Don't expect it to make a difference for you, but might to someone else. Deserves to have the full text quoted.
I have to say, I am re-reading Dreams from My Father and Obama has some pretty insightful words for men like Wright. An excerpt:
"Black politicians. . . discovered what white politicians had known for a very long time: that race-baiting could make up for a host of limitations. Younger leaders, eager to make a name for themselves, upped the ante, peddling conspiracy theories all over town--the Koreans were funding the Klan, Jewish doctors were injecting black babies with the AIDS virus. It was a shortcut to fame, if not always fortune; like sex or violence on TV, black rage always found a ready market.
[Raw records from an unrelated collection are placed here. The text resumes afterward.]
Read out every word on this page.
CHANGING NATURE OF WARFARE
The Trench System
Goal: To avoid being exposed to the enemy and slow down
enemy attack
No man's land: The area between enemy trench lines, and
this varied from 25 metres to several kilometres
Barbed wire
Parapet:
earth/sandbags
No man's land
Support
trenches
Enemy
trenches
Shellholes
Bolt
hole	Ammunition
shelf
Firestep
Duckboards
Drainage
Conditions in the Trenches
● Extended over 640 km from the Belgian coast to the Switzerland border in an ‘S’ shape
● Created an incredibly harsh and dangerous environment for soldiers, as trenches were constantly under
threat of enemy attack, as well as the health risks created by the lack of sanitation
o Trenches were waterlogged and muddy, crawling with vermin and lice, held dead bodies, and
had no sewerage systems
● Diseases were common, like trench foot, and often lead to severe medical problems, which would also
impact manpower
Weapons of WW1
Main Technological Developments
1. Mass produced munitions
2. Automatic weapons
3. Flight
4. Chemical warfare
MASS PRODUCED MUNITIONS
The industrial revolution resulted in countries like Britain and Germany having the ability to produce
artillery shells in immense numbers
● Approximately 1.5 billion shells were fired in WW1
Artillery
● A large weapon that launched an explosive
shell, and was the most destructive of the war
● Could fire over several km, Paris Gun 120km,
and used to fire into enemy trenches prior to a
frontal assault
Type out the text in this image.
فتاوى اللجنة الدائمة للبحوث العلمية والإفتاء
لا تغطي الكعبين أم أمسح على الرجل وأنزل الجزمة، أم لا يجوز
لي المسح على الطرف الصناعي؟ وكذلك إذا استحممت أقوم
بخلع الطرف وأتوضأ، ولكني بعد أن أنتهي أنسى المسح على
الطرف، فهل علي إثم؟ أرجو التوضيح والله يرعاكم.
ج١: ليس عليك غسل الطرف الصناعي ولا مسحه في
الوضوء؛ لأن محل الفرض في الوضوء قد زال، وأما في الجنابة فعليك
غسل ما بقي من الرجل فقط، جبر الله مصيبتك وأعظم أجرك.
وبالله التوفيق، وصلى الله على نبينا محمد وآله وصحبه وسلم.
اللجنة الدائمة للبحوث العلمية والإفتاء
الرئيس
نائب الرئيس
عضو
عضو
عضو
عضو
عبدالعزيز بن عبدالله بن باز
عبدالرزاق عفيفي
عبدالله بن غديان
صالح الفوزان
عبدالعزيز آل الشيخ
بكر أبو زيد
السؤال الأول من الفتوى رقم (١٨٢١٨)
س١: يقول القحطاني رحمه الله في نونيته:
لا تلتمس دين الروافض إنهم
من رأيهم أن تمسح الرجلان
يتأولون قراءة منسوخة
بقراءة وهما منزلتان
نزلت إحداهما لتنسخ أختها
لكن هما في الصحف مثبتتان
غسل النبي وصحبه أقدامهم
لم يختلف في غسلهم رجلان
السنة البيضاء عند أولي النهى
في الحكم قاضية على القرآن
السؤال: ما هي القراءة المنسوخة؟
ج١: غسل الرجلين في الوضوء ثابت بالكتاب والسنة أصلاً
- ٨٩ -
Nobody I spoke with in the neighborhood seemed to take such talk very seriously. As it was, many had already given up the hope that politics could actually improve their lives, much less make demands on them; to them, a ballot, if cast at all, was simply a ticket to a good show. Blacks had no real power to act on the occasional slips into anti-Semitism or Asian-bashing, people would tell me; and anyway, the black folks needed a chance to let off a little steam every once in a while--man, what do you think those folks say about us behind our backs?
Just talk. Yet what concerned me wasn't just the damage loose talk caused efforts at coalition building, or the emotional pain it caused others. It was the distance between our talk and our action, the effect it was having on us as individuals and as a people. That gap corrupted both language and thought; it made us forgetful and encouraged fabrication; it eventually eroded our ability to hold either ourselves or each other accountable. . . Instead of adopting. . . unwavering honesty in our public business, we seemed to be loosening our grip, letting our collective psyche go where it pleased, even as we sank into further despair."